FLASH RT, which employs ultra-high dose rates (UHDR), has shown potential in reducing irradiation-induced damage to normal tissue while maintaining effective tumor targeting. For successful clinical translation, mechanistic explanation behind the so-called FLASH effect has yet to be deciphered and new in vivo model systems for mechanistic studies are therefore of high demand. We investigated the differential effects of UHDR (3000-7000 Gy/s) and conventional (CONV) (0.5 Gy/s) irradiation in D. melanogaster by irradiating adult female flies with 16 MeV and 9 MeV electron beams using an adapted clinical linear accelerator. Substantial lifespan prolongations were observed in single high-dose UHDR-irradiated groups compared to CONV irradiation groups with increasing doses (1000-1500 Gy). Split-dose UHDR irradiation further increased the lifespan compared to single high-dose UHDR irradiation. In addition, climbing deficits were induced by 300 Gy of CONV irradiation, but not by single high-dose UHDR irradiation.

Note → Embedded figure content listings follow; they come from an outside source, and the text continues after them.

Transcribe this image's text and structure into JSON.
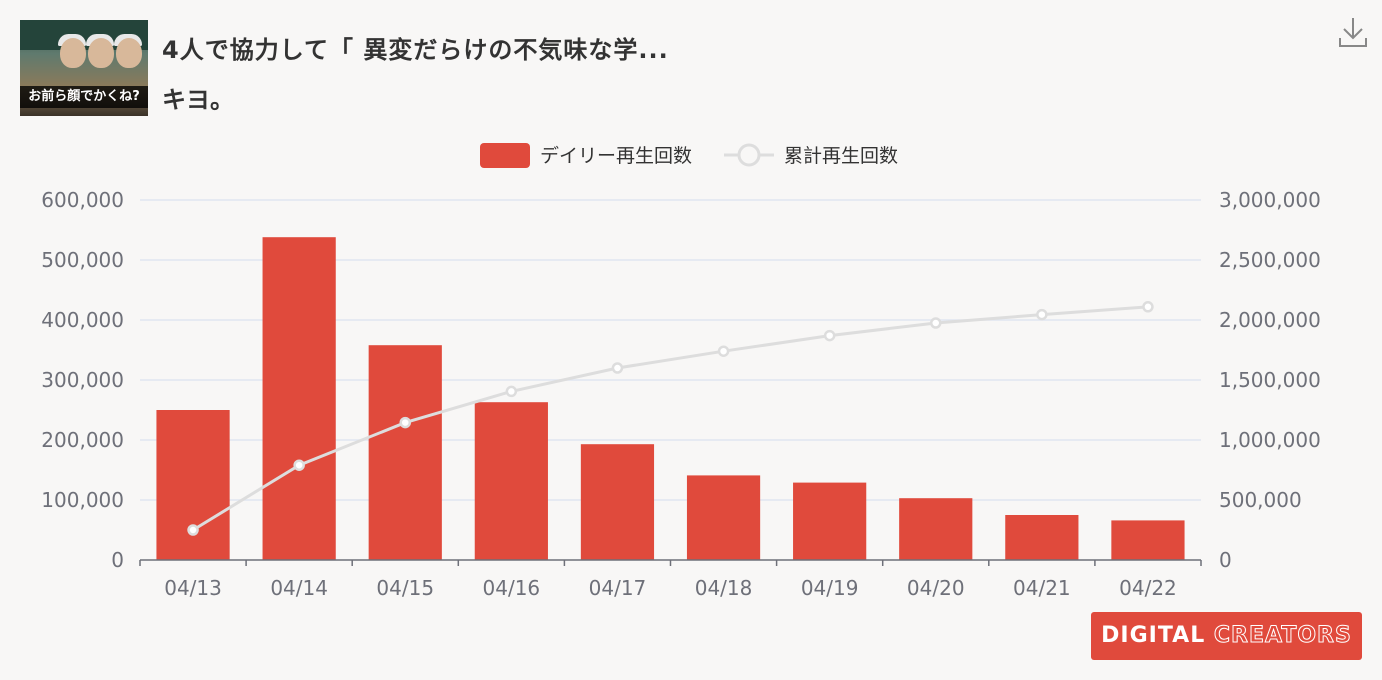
{
  "video": {
    "title": "4人で協力して「 異変だらけの不気味な学...",
    "channel": "キヨ。",
    "thumbnail_caption": "お前ら顔でかくね?"
  },
  "toolbar": {
    "download_icon": "download-icon"
  },
  "brand": {
    "logo_text_1": "DIGITAL",
    "logo_text_2": "CREATORS"
  },
  "colors": {
    "bar": "#e04a3c",
    "line": "#dddddd",
    "grid": "#e0e6f1",
    "axis_text": "#6e7079"
  },
  "chart_data": {
    "type": "bar+line",
    "categories": [
      "04/13",
      "04/14",
      "04/15",
      "04/16",
      "04/17",
      "04/18",
      "04/19",
      "04/20",
      "04/21",
      "04/22"
    ],
    "series": [
      {
        "name": "デイリー再生回数",
        "type": "bar",
        "axis": "left",
        "values": [
          250000,
          538000,
          358000,
          263000,
          193000,
          141000,
          129000,
          103000,
          75000,
          66000
        ]
      },
      {
        "name": "累計再生回数",
        "type": "line",
        "axis": "right",
        "values": [
          250000,
          790000,
          1145000,
          1405000,
          1600000,
          1740000,
          1870000,
          1975000,
          2045000,
          2110000
        ]
      }
    ],
    "y_left": {
      "min": 0,
      "max": 600000,
      "ticks": [
        "0",
        "100,000",
        "200,000",
        "300,000",
        "400,000",
        "500,000",
        "600,000"
      ]
    },
    "y_right": {
      "min": 0,
      "max": 3000000,
      "ticks": [
        "0",
        "500,000",
        "1,000,000",
        "1,500,000",
        "2,000,000",
        "2,500,000",
        "3,000,000"
      ]
    },
    "legend_position": "top-center",
    "grid": true
  }
}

Additionally, we identified increased levels of lipid peroxidation in D. melanogaster brains indicating ferroptosis following CONV irradiation, which was not observed after single high-dose UHDR irradiation. Using relevant biological endpoints, we here demonstrate D. melanogaster with its advantageous characteristics to be a highly practical preclinical model organism to mechanistically investigate differential responses to UHDR and CONV irradiation.